Namun tidak dengan hujan, tiap tetesnya mengandung berbagai makna, memberi berbagai isyarat yang tak bisa bisa diucapkan. Dan na'as semua isyarat hanya si pemikir itulah yang mengerti, menerjemahkan perasaan di balik titik hujannya. Bercerita melalui hatinya.

Sama seperti Radin.

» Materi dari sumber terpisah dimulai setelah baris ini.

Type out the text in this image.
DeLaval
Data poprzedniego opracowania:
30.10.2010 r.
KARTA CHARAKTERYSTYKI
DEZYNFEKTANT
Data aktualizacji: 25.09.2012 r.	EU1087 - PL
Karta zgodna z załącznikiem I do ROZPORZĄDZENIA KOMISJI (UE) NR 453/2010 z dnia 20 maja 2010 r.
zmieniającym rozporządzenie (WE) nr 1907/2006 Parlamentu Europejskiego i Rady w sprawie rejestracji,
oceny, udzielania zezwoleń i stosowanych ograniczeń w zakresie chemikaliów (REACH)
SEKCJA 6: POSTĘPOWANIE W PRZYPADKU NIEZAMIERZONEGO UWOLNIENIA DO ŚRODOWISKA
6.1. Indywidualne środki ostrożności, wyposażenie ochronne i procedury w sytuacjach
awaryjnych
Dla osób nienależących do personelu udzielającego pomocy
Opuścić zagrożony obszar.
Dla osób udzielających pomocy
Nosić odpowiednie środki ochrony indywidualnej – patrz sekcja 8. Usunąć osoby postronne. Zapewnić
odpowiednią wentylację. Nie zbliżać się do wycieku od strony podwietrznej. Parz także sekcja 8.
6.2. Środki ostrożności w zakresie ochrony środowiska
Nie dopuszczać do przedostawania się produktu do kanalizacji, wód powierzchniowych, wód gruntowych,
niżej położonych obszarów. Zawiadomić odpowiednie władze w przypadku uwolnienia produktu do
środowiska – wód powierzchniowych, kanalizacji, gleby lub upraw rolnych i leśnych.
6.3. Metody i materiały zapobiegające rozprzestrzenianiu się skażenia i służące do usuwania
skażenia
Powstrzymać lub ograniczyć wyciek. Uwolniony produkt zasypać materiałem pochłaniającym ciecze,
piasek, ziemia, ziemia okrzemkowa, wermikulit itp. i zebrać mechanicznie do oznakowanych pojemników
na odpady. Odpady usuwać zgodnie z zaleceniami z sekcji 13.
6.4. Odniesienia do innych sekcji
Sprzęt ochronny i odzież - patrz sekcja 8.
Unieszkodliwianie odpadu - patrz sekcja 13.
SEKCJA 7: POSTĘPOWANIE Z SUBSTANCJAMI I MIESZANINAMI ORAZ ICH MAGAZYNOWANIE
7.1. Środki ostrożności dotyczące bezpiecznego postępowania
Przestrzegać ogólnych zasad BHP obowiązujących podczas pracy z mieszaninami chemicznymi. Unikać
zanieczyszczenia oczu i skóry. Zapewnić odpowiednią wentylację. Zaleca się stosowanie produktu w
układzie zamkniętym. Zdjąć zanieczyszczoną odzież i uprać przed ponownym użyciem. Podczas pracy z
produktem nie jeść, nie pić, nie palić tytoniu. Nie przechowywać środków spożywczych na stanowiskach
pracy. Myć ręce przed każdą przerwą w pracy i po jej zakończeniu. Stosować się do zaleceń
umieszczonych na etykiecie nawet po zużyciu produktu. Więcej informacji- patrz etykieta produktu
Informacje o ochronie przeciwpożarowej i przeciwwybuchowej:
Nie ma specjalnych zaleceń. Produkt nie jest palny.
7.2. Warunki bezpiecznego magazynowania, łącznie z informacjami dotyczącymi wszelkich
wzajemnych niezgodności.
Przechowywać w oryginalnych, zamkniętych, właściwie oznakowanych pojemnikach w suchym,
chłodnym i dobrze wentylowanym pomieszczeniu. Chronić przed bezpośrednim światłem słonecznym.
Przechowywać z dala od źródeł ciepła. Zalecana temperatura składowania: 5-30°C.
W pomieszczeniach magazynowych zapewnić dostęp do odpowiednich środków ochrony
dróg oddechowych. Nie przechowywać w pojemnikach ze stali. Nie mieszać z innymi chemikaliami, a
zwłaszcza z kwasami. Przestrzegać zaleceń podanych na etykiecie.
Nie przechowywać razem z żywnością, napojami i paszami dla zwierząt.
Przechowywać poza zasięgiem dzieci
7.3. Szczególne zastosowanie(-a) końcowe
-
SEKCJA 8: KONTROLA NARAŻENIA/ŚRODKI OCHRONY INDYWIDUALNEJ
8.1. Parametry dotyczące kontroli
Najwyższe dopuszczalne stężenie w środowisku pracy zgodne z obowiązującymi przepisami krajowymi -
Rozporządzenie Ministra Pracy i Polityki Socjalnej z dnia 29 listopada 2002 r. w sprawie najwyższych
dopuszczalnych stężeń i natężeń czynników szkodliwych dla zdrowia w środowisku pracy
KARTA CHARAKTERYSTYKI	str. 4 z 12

Pemilik sepasang mata bundar itu menerawang, memerhatikan setiap titik hujan yang turun melalui jendela kamarnya. Jika ditanya apa yang ia rasakan sekarang, maka Radin akan menjawab seperti ada rasa ingin begitu sangat namun tidak bisa digapai, ya sama seperti ketika harapannya yang senantiasa bertentangan dengan Mama, tak dapat dikabulkan, hanya kenekatan dan entah seperti apa akhir yang didapatkan.

Suara bentakkan, gebrakan, kini terdengar dari sebelah. Hebat,awal yang Radin kira dengan adanya waktu di antara kedua orang itu hubungan keluarga ini bisa menjadi harmonis. Namun faktnya?

Diam-diam sebelah bibir Radin terangkat sinis. Parah, semakin parah. Dirinya ingin menenangkan pun mustahil rasanya, kedua orangtua itu bertengkar hebat, bahkan hingga larut malam.

Radin mengembus napas panjang, dalam kamar bernuansa klasik itu Radin menyilangkan kedua tangannya ke ambang jendela, setengah membenamkan wajahnya di sana. Bodoh, ingin rasanya Radin mengutuki, rasa mual lagi mendera tubuhnya, selalu seperti itu jika dirinya terlalu larut dalam pikiran dan parahnya kedua mata ini tidak bisa terpejam dengan erat.

Berusaha untuk mengalihkan pikiran, secepat mungkin Radin membalikkan badan, turun dari ranjangnya sejenak, seraya mengambil hp hitamnya dengan cepat.

Dhei...

Radin memandang jam dinding. Sudah pukul dua belas malam, semoga anak itu belum saja menuju alam mimpinya.

Suara sambungan telpon terdengar begitu lama, dan sampai akhirnya...

"Yosh! Kutil!"

Radin mendesis, namun tak dipungkiri ada rasa senang sekaligus lega mendengar jawaban dari seberang. Jujur, Radin tidak pernah tahu mulai sejak kapan dirinya tidak bisa memendam masalah.

Mungkin semenjak terlalu sering bersama sahabatnya itu, semenjak ketiga orang itu sering mendesaknya untuk berbicara, berhenti memendam masalah, dan jujur saja memang terasa nyaman, membuat dirinya merasa seperti orang normal lainnya. Tapi?

Percayalah di sisi lain dirinya juga merasa ketakutan. Bergantung? Ya, tanpa sadar, dirinya telah menggantungkan hidupnya kepada ketiga orang itu, semua mimpi dan harapannya ia serahkan.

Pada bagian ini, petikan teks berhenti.